The first part of Final Fantasy 7 Remake is being released for the PlayStation 4 on April 10. Square Enix has not yet cemented how many parts the game will be split into, which has caused some critics and fans to worry. After all, Square Enix is famous for stormy, extremely long-term projects that are somehow still rushed to release. Final Fantasy 15, a recent notorious example, was under development for 10 years after many management changes, until it finally released in 2016 in an admittedly unfinished state.

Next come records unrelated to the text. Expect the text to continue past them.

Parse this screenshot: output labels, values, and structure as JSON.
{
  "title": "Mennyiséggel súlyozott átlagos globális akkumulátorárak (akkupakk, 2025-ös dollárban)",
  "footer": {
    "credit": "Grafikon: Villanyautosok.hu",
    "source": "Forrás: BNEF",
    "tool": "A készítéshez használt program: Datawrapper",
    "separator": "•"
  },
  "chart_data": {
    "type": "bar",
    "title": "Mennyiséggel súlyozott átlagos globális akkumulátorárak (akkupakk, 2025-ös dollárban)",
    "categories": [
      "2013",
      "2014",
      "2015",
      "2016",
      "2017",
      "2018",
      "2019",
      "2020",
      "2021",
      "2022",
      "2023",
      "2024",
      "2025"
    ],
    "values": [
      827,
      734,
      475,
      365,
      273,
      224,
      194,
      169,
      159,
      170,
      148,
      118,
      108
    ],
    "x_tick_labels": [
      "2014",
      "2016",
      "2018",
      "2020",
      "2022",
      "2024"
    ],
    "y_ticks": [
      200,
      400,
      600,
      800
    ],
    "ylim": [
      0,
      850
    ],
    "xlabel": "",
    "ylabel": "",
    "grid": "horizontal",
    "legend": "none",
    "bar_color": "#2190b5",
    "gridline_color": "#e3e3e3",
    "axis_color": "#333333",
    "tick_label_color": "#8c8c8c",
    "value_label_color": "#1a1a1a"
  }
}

But by not locking itself into promises of a trilogy or numbered episodes, Square Enix could avoid the pitfall that swallowed the recent Star Wars trilogy. Disney itself acknowledged that deviating from the Hollywood standard of three films would best serve the Star Wars brand.

By not promising how many episodes this game will be, the remake of Final Fantasy 7 could be anywhere from two to ... however many games long. (My guess is four.) And Final Fantasy 7 is a story with several sections, several natural endpoints, and several scenes that, like Cloud, would benefit from a few touchups and extensions.

After all, Final Fantasy 7′s stars are eco-terrorists coming up from the bottom side of a sharp class divide, resisting in a world where the lines between business and government is all but gone, trying to save a planet from inevitable climate disaster. The first city, Midgar, features its have-not citizens living literally beneath the haves. And its main character Cloud is a testament to the frailty and fallibility of human memory, and how we can construct entire identities from dashed hopes, childhood trauma and self-deception.

Final Fantasy 7 is notable for bringing the Japanese role-playing game format to the global mainstream. The Dragon Quest and Final Fantasy series were always huge in Japan, but the medium didn't find its "it" factor until the first PlayStation and the extra storage that came from its CD-ROM format. By mixing full-motion video with gameplay, Final Fantasy 7 was a landmark in interactive storytelling, and its success cemented the PlayStation's place in the games industry.

This remake has a lot to live up to, and yet, each trailer released seems to promise something even more special than our own fallible memories might conjure.